Mary A. Johnson
Mary A. Johnson
Food is the primary medium to connect to the viewers’ corporeality in my work. It’s ability to be at once both sensual and revolting is a direct result of its connection to the mouth, the stomach, and the mind.
The images I use in my collage are taken and altered from still lives I build in my studio and allow to rest in their decomposing juices. Velvet and hair-like molds encapsulate swaths of the construction, and flesh and innards alike sag.
Additionally, the subject becomes the object and directly useful in the creation of its own image. Jars of organic dyes are created from rice, berries, bark or freshly bleeding beets. The still life itself can grow and seep upon the paper, spilling its insides and drying in muted pools or sticky clumps.
Organic materials, combined with digital images of a visibly aging subject, synthetic pigments, and other drawing materials, create a space in which it is difficult to determine what is what. Is that the guts of a fish, or the seeping sores of human skin, or the bitten inside of a peach? Is that paint, or the slowly cooked juices of a deep black rice, or wine, or blood?
The resulting work is the product of a very natural and real process–decay, presented through a very constructed and theatrical lens. The images are at once familiar and unfamiliar–experienced, seen, and thrust into the imagination.
Mary A. Johnson is an American artist who lives and works in Beijing. She has a BA in Fine Art: Painting from Gordon College and an MFA from the State University of New York, Buffalo.
She creates work using organic materials and digital images; reminiscent of petri dishes, forgotten refrigerators, and Flemish still lives. Her work engages the gaps between the repulsive and the seductive; the image and experience.
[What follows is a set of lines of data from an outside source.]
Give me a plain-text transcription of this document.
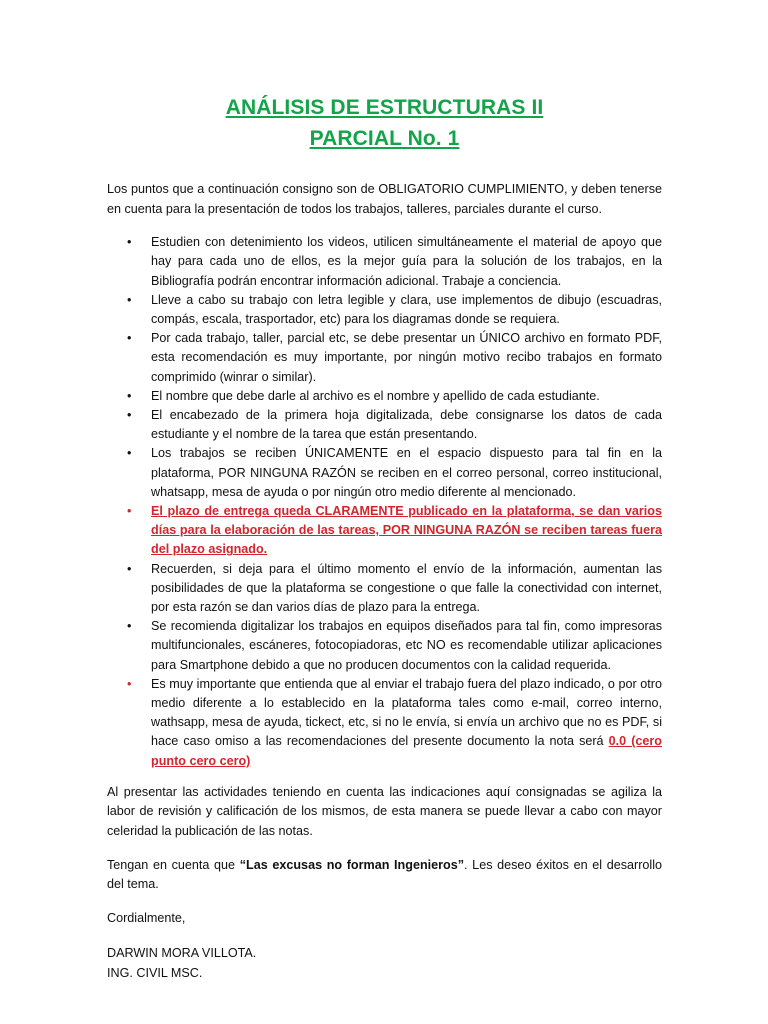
ANÁLISIS DE ESTRUCTURAS II
PARCIAL No. 1

Los puntos que a continuación consigno son de OBLIGATORIO CUMPLIMIENTO, y deben tenerse en cuenta para la presentación de todos los trabajos, talleres, parciales durante el curso.

• Estudien con detenimiento los videos, utilicen simultáneamente el material de apoyo que hay para cada uno de ellos, es la mejor guía para la solución de los trabajos, en la Bibliografía podrán encontrar información adicional. Trabaje a conciencia.
• Lleve a cabo su trabajo con letra legible y clara, use implementos de dibujo (escuadras, compás, escala, trasportador, etc) para los diagramas donde se requiera.
• Por cada trabajo, taller, parcial etc, se debe presentar un ÚNICO archivo en formato PDF, esta recomendación es muy importante, por ningún motivo recibo trabajos en formato comprimido (winrar o similar).
• El nombre que debe darle al archivo es el nombre y apellido de cada estudiante.
• El encabezado de la primera hoja digitalizada, debe consignarse los datos de cada estudiante y el nombre de la tarea que están presentando.
• Los trabajos se reciben ÚNICAMENTE en el espacio dispuesto para tal fin en la plataforma, POR NINGUNA RAZÓN se reciben en el correo personal, correo institucional, whatsapp, mesa de ayuda o por ningún otro medio diferente al mencionado.
• El plazo de entrega queda CLARAMENTE publicado en la plataforma, se dan varios días para la elaboración de las tareas, POR NINGUNA RAZÓN se reciben tareas fuera del plazo asignado.
• Recuerden, si deja para el último momento el envío de la información, aumentan las posibilidades de que la plataforma se congestione o que falle la conectividad con internet, por esta razón se dan varios días de plazo para la entrega.
• Se recomienda digitalizar los trabajos en equipos diseñados para tal fin, como impresoras multifuncionales, escáneres, fotocopiadoras, etc NO es recomendable utilizar aplicaciones para Smartphone debido a que no producen documentos con la calidad requerida.
• Es muy importante que entienda que al enviar el trabajo fuera del plazo indicado, o por otro medio diferente a lo establecido en la plataforma tales como e-mail, correo interno, wathsapp, mesa de ayuda, tickect, etc, si no le envía, si envía un archivo que no es PDF, si hace caso omiso a las recomendaciones del presente documento la nota será 0.0 (cero punto cero cero)

Al presentar las actividades teniendo en cuenta las indicaciones aquí consignadas se agiliza la labor de revisión y calificación de los mismos, de esta manera se puede llevar a cabo con mayor celeridad la publicación de las notas.

Tengan en cuenta que “Las excusas no forman Ingenieros”. Les deseo éxitos en el desarrollo del tema.

Cordialmente,

DARWIN MORA VILLOTA.

ING. CIVIL MSC.
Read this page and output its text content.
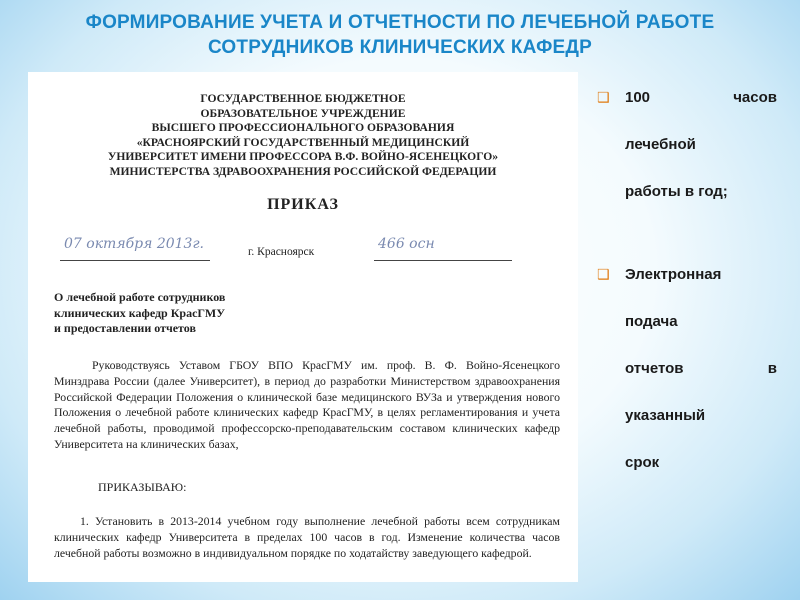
ФОРМИРОВАНИЕ УЧЕТА И ОТЧЕТНОСТИ ПО ЛЕЧЕБНОЙ РАБОТЕ
СОТРУДНИКОВ КЛИНИЧЕСКИХ КАФЕДР
ГОСУДАРСТВЕННОЕ БЮДЖЕТНОЕ
ОБРАЗОВАТЕЛЬНОЕ УЧРЕЖДЕНИЕ
ВЫСШЕГО ПРОФЕССИОНАЛЬНОГО ОБРАЗОВАНИЯ
«КРАСНОЯРСКИЙ ГОСУДАРСТВЕННЫЙ МЕДИЦИНСКИЙ
УНИВЕРСИТЕТ ИМЕНИ ПРОФЕССОРА В.Ф. ВОЙНО-ЯСЕНЕЦКОГО»
МИНИСТЕРСТВА ЗДРАВООХРАНЕНИЯ РОССИЙСКОЙ ФЕДЕРАЦИИ
ПРИКАЗ
07 октября 2013г.	г. Красноярск	466 осн
О лечебной работе сотрудников
клинических кафедр КрасГМУ
и предоставлении отчетов

Руководствуясь Уставом ГБОУ ВПО КрасГМУ им. проф. В. Ф. Войно-Ясенецкого Минздрава России (далее Университет), в период до разработки Министерством здравоохранения Российской Федерации Положения о клинической базе медицинского ВУЗа и утверждения нового Положения о лечебной работе клинических кафедр КрасГМУ, в целях регламентирования и учета лечебной работы, проводимой профессорско-преподавательским составом клинических кафедр Университета на клинических базах,

ПРИКАЗЫВАЮ:

1. Установить в 2013-2014 учебном году выполнение лечебной работы всем сотрудникам клинических кафедр Университета в пределах 100 часов в год. Изменение количества часов лечебной работы возможно в индивидуальном порядке по ходатайству заведующего кафедрой.

❑ 100	часов
лечебной
работы в год;
❑ Электронная
подача
отчетов	в
указанный
срок
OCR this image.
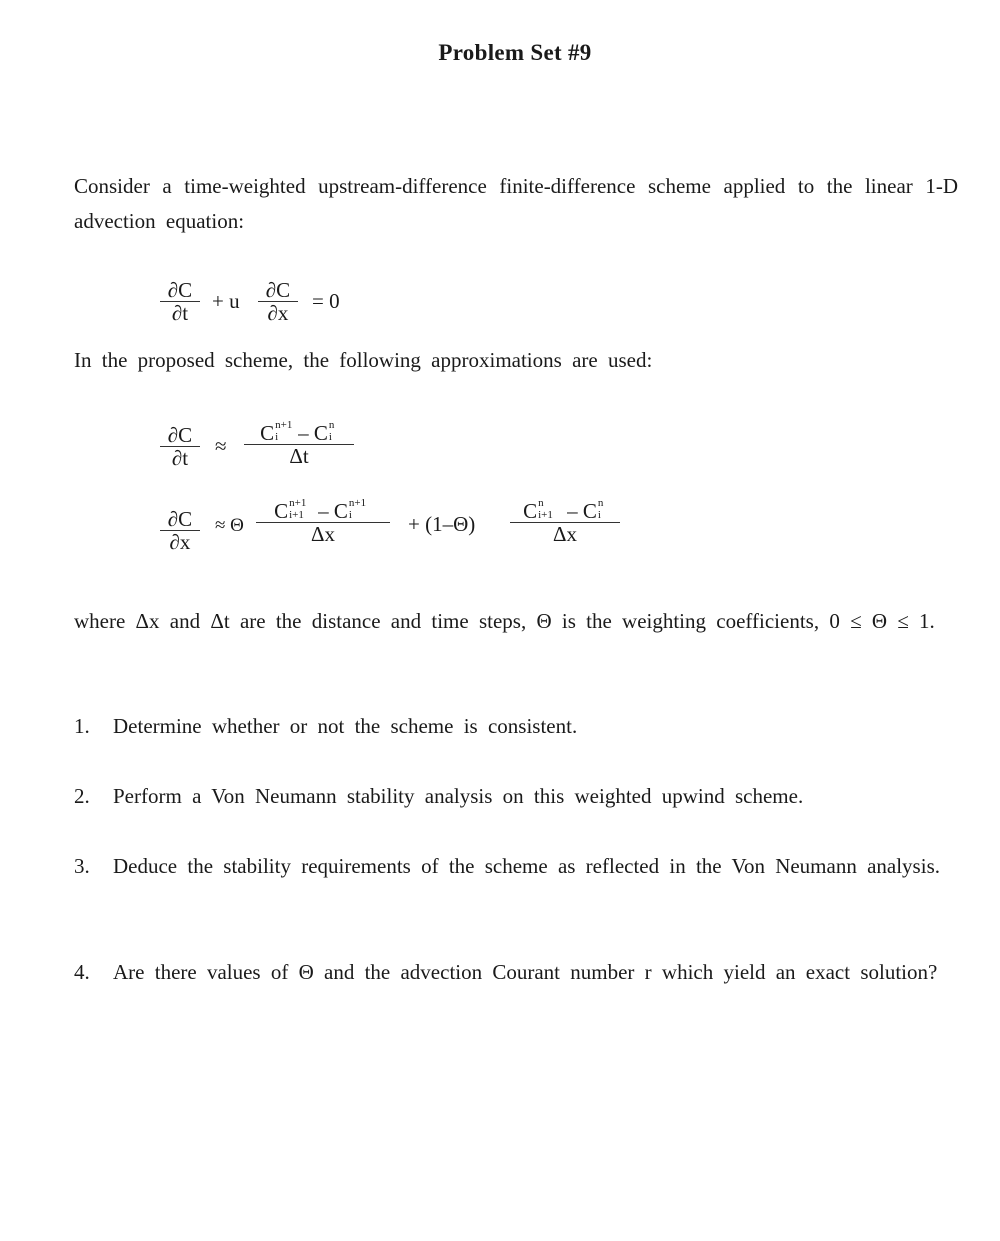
Problem Set #9
Consider a time-weighted upstream-difference finite-difference scheme applied to the linear 1-D advection equation:
∂C
∂t	+ u	∂C
∂x	= 0
In the proposed scheme, the following approximations are used:
∂C
∂t	≈
C n+1
i – C n
i
Δt
∂C
∂x
≈ Θ
C n+1
i+1 – C n+1
i
Δx	+ (1–Θ)
C n
i+1 – C n
i
Δx
where Δx and Δt are the distance and time steps, Θ is the weighting coefficients, 0 ≤ Θ ≤ 1.
1. Determine whether or not the scheme is consistent.
2. Perform a Von Neumann stability analysis on this weighted upwind scheme.
3. Deduce the stability requirements of the scheme as reflected in the Von Neumann analysis.
4. Are there values of Θ and the advection Courant number r which yield an exact solution?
She has shown her work in the United States and China. Her work is in numerous private collections. Recently, she was invited to participate in ArtNova’s “100” Exhibition at the Agricultural Exhibition Center in Beijing and to be a part of the Snow Mountain Artist Residency in Lijiang, the UNESCO World Heritage site in China’s Yunnan Province.
She is a full time Lecturer at the China Central Academy of Fine Arts (CAFA).